In a short promotional film released Sept 2015, Chinese celebrity “Angelababy” was transported into an animation where her life was made wonderfully easy by a newly launched service: an intelligent virtual assistant called ‘Duer’. Duer can book her into a hotel that allows pets (because it knows she has a cat), it can order her favorite latte from Starbucks, and it can find and buy her discounted tickets at her local cinema.
Duer is the latest addition to the roster of search, ecommerce and delivery services provided by Chinese technology giant Baidu – China’s Google. And it’s just entered a fierce race.
The five biggest technology companies in the Western world are each competing to create their own virtual assistants, your personal guides to help navigate the digital world. They are all ‘Artificially Intelligent’, which means they understand what you’re asking for, and learn your preferences, almost like a human assistant.
Facebook recently announced a concierge service called “M” through its which got Messenger app, and most people have already played with Apple’s Siri (which got a big upgrade last week for the new Apple TV). Add to that Google Now, Microsoft’s Cortana and Amazon which has the Echo, a voice-activated living-room device that can control the ambience of your home, and the stage is set for a showdown.
These companies are competing for high stakes – they get to be the platform through which you conduct your entire digital life. After all, you will be asking your Siri or Duer or Cortana to order food, book flights, make restaurant reservations, call a cab, have your car repaired, call Ryanair customer service and buy everything.
Just what’s in it for the winning company? The advantages are two-fold: (1) A deeper understanding of people that use their services (and exactly what they need), means the virtual assistants are the ultimate personal profiting tool. (2) Having this detailed dataset about your intimate needs, combined with knowledge of the routes you travel, your search history, and the content of your emails and texts means far better ad targeting, the primary revenue model for companies like Google.
Artificial Intelligence (AI) may still seem like the domain of geeks and scientists, but increasingly it is integrating itself into our everyday lives. “There’s an element of AI in everything we do,” says Behshad Behzadi, principle engineer of Google Now. “It’s just a way to interpret correctly either what the user is saying right now, or what they might need in the future.”
The impact of a machine that understands you and learns from your habits will stretch beyond the ability to speak a question into your smartphone and get an answer. An artificially intelligent assistant could make everyday decisions far easier, or even take them over completely.
The major advantage of artificially intelligent systems if that they can recognize and remember all interactions with the user, from sensors and speech. What this means in practice is that the services will become proactive: your virtual assistant learns more about you from your requests, along with your searches, texts and emails, and it will start to tell you what you need, without you having to ask.
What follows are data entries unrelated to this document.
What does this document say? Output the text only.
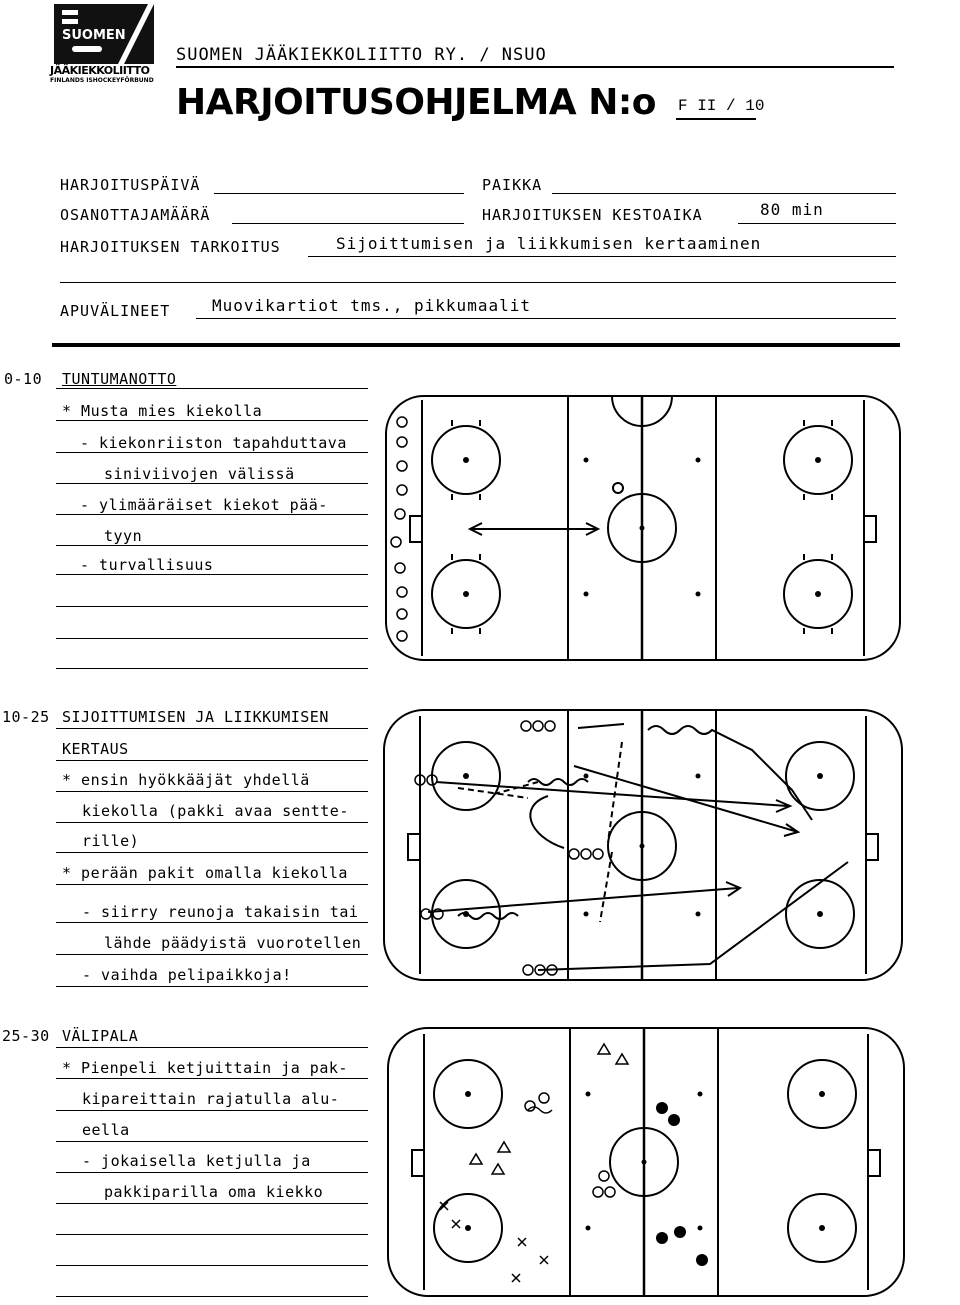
SUOMEN
JÄÄKIEKKOLIITTO
FINLANDS ISHOCKEYFÖRBUND
SUOMEN JÄÄKIEKKOLIITTO RY. / NSUO
HARJOITUSOHJELMA N:o F II / 10
HARJOITUSPÄIVÄ	PAIKKA
OSANOTTAJAMÄÄRÄ	HARJOITUKSEN KESTOAIKA	80 min
HARJOITUKSEN TARKOITUS	Sijoittumisen ja liikkumisen kertaaminen
APUVÄLINEET	Muovikartiot tms., pikkumaalit
0-10 TUNTUMANOTTO
* Musta mies kiekolla
- kiekonriiston tapahduttava
siniviivojen välissä
- ylimääräiset kiekot pää-
tyyn
- turvallisuus
10-25 SIJOITTUMISEN JA LIIKKUMISEN
KERTAUS
* ensin hyökkääjät yhdellä
kiekolla (pakki avaa sentte-
rille)
* perään pakit omalla kiekolla
- siirry reunoja takaisin tai
lähde päädyistä vuorotellen
- vaihda pelipaikkoja!
25-30 VÄLIPALA
* Pienpeli ketjuittain ja pak-
kipareittain rajatulla alu-
eella
- jokaisella ketjulla ja
pakkiparilla oma kiekko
Apple is already emphasizing this with its new iOS 9 update. One of the major features is called Proactive. So for example, if you often listen to music in the morning, your iPhone will offer up the Music app on the lock screen when you plug in your headphones. Or it may automatically bring up the Weather app when you first unlock it in the morning, if that’s a regular habit.
Eventually, the virtual assistant that wins – and the company behind it – will know you better than you know yourself, so you won’t be able to live life without it. That’s the ultimate prize. (You giving up all your personal information to them.)
Read Article (Madhumita Murgia | telegraph.co.uk | 09/18/2015)
It’s interesting to think that these companies are investing millions into personal assistants, in spite of the fact that millions of individuals would never give up this much personal information. But at the same time, I’m sure there will also be some privacy middle-ground where agreements can be made.